I have pointedly avoided reading anything about Nier: Automata but somehow osmotically absorbed the information that you need to beat it four or five times to absorb all of its story and world. This is not the “the real Dark Souls starts now” school of new-game-plus git-gud gamerism, but rather the Castlevania: Symphony Of The Night or Super Mario Galaxy 2 ethos of concealing massive portions of the game after its ostensible conclusion, providing a sense of postmodern mystery to its very structure. This is justifiably a huge part of Nier’s burgeoning legend—it’s part of why I hopped to the game as soon as I could—but I am just now approaching the end of my first run-through of the game and want to celebrate its more immediate pleasures: namely, its charmingly polygonal physical structures and its masterfully flighty sense of locomotion. It’s unquestionably the best game that the designers at Platinum have released since 2014’s Bayonetta 2, but it feels, moreover, like a throwback to that game’s predecessor from 2009, as well as its other classic from that year, the sprawling hand-held RPG Infinite Space. It’s almost as if the intervening decade never occurred, which, for Platinum, is a good thing. The designers have talents far out-stripping the mundane licensed work that has kept them afloat these past few years, and hopefully the success of Nier: Automata affords them the leg-room to explore it. Scalebound looked bad, anyway.
Since this week made it depressingly clear that Nintendo’s apparently never going to make a new 2-D Metroid game—presumably content with just rehashing the past, as with the newly announced Metroid II remake, Samus Returns—fans of the clunkily titled Metroidvania genre have got to take what they can get. Luckily, “what we can get” at the moment includes Team Cherry’s Hollow Knight, which came out on PC back in February and might be the best game the sub-genre’s pumped out in at least a decade.
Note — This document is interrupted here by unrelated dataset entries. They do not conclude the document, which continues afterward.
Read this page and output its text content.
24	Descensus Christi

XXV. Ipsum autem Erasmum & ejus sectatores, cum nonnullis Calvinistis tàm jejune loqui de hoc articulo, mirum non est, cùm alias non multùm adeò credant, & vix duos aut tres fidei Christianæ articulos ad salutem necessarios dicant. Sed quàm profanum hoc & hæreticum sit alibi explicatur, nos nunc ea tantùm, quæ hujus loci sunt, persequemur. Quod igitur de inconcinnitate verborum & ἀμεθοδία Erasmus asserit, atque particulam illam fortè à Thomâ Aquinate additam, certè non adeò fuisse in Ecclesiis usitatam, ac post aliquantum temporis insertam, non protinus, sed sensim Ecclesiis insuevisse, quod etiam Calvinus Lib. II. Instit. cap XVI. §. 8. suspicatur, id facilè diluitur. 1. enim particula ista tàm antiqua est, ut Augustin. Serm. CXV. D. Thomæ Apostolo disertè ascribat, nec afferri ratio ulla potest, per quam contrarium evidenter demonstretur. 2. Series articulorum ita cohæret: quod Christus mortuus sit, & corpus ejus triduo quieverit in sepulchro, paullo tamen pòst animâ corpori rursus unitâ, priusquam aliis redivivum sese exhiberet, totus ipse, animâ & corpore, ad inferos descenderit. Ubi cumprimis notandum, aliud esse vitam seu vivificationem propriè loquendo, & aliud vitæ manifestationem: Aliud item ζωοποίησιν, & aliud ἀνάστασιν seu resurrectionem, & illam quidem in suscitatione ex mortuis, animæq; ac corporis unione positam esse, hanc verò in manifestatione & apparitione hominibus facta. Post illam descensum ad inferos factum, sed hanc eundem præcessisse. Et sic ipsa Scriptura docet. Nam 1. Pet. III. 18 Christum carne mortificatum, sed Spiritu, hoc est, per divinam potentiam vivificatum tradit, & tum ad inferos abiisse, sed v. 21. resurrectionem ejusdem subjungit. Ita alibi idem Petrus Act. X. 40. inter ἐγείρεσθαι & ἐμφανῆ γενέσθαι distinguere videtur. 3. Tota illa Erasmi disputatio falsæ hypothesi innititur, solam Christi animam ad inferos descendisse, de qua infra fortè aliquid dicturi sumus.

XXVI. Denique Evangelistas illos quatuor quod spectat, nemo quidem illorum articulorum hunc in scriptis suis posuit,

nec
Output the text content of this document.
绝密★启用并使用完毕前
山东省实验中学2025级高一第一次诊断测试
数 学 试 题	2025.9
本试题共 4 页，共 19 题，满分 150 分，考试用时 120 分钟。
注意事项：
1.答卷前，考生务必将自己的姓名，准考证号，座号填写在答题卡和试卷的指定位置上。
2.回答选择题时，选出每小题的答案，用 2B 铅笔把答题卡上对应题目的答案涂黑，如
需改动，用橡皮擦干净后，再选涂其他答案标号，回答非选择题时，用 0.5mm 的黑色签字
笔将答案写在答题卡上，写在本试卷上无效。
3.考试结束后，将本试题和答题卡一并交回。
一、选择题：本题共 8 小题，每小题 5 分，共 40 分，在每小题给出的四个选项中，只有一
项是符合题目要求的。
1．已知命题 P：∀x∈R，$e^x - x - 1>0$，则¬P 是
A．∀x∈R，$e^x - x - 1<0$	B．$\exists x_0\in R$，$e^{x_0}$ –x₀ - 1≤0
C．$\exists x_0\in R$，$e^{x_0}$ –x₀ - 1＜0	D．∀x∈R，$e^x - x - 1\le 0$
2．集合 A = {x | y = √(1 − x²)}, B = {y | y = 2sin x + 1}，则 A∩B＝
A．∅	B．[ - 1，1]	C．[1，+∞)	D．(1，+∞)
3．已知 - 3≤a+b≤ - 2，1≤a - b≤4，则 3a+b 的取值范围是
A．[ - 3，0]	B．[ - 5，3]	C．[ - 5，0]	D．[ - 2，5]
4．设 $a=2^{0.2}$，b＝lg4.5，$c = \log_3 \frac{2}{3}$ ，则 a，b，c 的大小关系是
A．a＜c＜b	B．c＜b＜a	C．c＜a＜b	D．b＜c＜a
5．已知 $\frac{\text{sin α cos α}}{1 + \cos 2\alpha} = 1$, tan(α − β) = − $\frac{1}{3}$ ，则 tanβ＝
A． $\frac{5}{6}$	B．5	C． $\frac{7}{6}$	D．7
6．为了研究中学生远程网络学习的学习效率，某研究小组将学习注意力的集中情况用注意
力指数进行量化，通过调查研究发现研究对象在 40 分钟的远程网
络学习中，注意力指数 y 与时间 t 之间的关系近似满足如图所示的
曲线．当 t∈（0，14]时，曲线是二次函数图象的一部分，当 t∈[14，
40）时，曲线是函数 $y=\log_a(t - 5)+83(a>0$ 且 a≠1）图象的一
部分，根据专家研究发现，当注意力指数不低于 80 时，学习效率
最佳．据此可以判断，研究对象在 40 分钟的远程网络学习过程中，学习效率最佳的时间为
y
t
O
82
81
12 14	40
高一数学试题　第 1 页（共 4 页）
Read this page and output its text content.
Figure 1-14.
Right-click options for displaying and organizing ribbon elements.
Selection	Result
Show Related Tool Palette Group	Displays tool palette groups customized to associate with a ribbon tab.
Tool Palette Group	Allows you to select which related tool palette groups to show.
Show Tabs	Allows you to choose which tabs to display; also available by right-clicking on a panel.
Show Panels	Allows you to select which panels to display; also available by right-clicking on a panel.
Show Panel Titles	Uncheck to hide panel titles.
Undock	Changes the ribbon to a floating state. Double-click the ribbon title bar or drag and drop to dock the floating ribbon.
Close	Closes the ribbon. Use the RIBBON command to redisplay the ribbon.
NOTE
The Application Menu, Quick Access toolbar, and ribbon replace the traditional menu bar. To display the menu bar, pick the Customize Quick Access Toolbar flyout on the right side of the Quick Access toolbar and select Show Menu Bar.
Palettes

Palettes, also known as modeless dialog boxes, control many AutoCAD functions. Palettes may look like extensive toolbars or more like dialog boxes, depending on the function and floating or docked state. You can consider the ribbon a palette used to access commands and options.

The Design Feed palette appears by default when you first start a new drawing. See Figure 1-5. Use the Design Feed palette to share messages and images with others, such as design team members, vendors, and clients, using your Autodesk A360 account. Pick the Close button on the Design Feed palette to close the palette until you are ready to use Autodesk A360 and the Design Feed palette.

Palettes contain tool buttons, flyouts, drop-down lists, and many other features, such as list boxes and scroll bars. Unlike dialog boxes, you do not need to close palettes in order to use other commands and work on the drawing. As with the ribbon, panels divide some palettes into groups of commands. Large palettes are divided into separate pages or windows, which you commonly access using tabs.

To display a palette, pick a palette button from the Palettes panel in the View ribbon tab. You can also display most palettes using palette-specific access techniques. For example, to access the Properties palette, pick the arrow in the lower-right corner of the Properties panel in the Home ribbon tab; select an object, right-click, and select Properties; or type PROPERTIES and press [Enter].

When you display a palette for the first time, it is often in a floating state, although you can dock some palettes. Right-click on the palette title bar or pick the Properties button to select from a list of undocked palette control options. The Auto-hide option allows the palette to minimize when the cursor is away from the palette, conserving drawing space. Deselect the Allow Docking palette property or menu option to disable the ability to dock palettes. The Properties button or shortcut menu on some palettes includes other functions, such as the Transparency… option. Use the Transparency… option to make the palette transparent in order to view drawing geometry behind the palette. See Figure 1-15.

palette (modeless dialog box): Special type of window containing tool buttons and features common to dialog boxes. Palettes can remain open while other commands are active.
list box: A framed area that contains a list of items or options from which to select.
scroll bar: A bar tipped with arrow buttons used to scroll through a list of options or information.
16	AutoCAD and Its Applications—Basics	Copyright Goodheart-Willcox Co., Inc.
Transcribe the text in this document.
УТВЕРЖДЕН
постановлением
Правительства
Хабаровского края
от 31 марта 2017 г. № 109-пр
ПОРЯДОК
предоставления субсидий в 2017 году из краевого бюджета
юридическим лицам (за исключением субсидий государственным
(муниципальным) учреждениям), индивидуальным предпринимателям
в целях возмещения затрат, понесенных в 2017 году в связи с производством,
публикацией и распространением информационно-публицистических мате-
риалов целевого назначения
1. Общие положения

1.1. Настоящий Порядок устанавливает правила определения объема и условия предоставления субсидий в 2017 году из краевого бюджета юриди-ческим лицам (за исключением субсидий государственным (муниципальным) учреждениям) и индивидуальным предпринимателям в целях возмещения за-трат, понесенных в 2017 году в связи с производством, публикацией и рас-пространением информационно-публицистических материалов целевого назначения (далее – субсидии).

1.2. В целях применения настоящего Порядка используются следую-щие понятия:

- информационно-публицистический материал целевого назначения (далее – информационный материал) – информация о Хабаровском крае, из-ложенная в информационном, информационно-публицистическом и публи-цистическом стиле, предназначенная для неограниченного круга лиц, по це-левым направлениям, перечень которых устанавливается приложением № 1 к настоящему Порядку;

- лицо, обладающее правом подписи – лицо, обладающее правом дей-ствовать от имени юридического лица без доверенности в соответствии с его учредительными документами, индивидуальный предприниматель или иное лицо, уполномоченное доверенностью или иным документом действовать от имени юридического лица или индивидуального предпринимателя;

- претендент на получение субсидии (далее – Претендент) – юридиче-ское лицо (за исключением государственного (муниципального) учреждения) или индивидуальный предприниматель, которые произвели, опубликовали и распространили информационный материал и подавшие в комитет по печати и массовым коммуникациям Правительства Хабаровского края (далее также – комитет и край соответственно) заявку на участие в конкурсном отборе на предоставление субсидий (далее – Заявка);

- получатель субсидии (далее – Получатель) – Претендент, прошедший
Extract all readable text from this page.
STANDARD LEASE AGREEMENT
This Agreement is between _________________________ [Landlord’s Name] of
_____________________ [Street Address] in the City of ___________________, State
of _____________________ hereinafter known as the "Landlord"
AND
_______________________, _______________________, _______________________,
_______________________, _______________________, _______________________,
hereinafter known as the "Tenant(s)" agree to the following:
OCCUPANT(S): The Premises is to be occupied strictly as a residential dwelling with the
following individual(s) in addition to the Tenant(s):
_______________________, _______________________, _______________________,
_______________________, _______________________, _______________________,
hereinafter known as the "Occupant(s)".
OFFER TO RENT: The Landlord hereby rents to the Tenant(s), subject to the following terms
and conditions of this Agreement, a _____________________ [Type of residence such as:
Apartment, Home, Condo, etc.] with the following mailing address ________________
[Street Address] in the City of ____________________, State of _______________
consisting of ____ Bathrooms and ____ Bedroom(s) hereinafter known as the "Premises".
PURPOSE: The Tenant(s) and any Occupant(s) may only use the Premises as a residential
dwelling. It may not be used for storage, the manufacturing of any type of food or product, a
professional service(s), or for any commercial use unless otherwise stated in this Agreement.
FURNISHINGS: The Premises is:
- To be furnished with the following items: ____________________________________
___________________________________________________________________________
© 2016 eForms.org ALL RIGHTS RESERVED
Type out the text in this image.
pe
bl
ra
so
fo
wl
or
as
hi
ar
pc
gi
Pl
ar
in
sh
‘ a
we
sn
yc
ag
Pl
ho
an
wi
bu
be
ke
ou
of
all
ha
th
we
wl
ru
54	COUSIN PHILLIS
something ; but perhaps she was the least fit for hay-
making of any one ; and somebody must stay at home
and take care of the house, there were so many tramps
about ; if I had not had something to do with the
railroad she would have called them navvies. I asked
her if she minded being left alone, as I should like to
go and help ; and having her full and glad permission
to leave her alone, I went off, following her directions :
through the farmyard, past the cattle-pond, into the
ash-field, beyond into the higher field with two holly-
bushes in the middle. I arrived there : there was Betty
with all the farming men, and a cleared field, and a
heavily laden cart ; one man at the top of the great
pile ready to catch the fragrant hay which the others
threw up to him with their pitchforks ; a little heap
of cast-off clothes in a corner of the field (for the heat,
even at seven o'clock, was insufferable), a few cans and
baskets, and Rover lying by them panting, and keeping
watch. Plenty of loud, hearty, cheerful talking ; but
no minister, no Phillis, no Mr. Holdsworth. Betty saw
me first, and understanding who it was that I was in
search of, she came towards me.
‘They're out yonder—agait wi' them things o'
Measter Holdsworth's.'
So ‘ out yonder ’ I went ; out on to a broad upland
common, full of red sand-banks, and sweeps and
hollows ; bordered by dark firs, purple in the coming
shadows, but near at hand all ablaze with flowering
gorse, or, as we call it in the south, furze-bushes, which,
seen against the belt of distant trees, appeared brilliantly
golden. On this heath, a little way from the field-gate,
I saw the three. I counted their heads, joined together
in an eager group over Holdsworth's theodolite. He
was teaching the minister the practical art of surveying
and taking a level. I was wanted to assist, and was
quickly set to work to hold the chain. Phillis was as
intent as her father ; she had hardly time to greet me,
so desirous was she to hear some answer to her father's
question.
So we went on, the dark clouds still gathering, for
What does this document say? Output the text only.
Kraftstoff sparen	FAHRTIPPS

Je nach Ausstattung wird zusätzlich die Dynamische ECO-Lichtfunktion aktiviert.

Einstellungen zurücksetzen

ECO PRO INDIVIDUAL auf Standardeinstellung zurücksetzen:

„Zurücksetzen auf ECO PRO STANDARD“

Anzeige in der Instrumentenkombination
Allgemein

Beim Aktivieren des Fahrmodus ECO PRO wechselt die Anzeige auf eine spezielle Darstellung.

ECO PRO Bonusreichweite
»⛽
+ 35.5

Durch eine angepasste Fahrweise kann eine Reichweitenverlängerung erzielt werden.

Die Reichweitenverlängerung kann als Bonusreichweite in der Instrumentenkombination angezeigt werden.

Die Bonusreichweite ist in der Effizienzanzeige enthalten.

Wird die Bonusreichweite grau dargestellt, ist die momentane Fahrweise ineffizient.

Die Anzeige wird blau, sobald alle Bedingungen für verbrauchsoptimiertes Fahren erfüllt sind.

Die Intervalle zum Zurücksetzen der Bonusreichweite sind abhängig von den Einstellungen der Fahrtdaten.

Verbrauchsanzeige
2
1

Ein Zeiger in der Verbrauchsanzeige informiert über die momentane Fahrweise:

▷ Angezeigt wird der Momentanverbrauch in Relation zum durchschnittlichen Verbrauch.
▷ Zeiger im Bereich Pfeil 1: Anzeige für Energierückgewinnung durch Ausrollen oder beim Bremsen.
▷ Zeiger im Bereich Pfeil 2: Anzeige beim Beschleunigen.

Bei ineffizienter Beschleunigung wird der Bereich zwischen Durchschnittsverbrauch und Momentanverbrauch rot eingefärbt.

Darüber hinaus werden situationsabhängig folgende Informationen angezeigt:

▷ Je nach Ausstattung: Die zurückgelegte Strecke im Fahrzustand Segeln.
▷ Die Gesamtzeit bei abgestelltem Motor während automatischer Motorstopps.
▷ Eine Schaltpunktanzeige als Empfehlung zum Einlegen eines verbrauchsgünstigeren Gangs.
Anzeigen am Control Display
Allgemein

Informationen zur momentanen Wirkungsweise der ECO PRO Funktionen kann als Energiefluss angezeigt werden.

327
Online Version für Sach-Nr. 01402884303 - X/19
Plunging players into a lushly animated, deeply charming and insect-filled underworld, Hollow Knight’s best features are cribbed from an unlikely source for a universe so cute: FromSoftware’s Dark Souls. The Souls influence bleeds through in multiple places—the terse, evocative dialogue; the “try again, but carefully” approach to death; the tight health margins on the imaginative, creatively drawn boss fights. But its best stolen idea is the way the game handles healing. Denied potions, health kits, or any of the usual video game medical equipment, your tiny hero’s only way to heal is to use his magic, which only recharges when you attack the enemy. The resulting push to maintain aggression while still keeping yourself safe from your foes’ inventive attacks is the best 2-D recreation of Souls-like combat I’ve encountered to date. Nestling it inside a great dungeon exploration game is just icing on the cake.